Pihak rumah sakit mengkonfirmasi bahwa 40 peserta pelatihan telah menghadiri pesta minum setelah bekerja.
Sebuah pernyataan yang dikeluarkan oleh direktur rumah sakit Yuko Kitagawa mengatakan, “Apa yang terjadi adalah kesalahan yang tak termaafkan dari para dokter peserta pelatihan kami.
“Mereka sangat kurang memiliki kesadaran diri untuk menjadi dokter.”
Gubernur Tokyo Yuriko Koike mengimbau warga tinggal di rumah pada akhir pekan dan menahan diri pada malam hari untuk menekan penyebaran virus corona.
Rumah sakit mengakui bahwa pesta berlangsung pada 26 Maret, sehari setelah imbauan Gubernur Koike.
Perdana Menteri Shinzo Abe pada Selasa, 7 Maret malam mengumumkan status darutat, termasuk Tokyo.

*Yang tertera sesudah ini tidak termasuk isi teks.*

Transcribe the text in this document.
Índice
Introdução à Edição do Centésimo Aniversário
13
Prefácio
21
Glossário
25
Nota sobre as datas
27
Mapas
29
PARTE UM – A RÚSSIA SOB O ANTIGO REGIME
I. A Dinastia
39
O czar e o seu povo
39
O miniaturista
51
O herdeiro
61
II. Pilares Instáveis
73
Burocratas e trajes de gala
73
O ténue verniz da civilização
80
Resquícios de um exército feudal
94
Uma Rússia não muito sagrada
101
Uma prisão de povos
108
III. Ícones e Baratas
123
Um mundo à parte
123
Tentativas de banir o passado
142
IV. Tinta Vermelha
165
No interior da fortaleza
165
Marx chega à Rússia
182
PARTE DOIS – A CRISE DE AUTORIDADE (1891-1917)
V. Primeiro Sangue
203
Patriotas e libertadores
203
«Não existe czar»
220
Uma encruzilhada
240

Keadaan darurat selama sebulan akan menargetkan Tokyo dan enam prefektur lainnya.
Infeksi virus corona di Tokyo meningkat dua kali lipat menjadi sekitar 1.200 dalam sepekan terakhir. Secara nasional, kasus telah meningkat 4.000 dengan 93 kematian pada hari Senin.
Osamu Nishida, ketua Perhimpunan Pengobatan Perawatan Intensif Jepang, mencatat bahwa Jepang hanya memiliki lima tempat tidur ICU per 100.000 orang, dibandingkan dengan 12 di Italia dan sekitar 30 di Jerman.
Namun Abe mengatakan pemerintah pusat telah menyendiakan 25.000 tempat tidur dan 8.000 ventilator. (ATN)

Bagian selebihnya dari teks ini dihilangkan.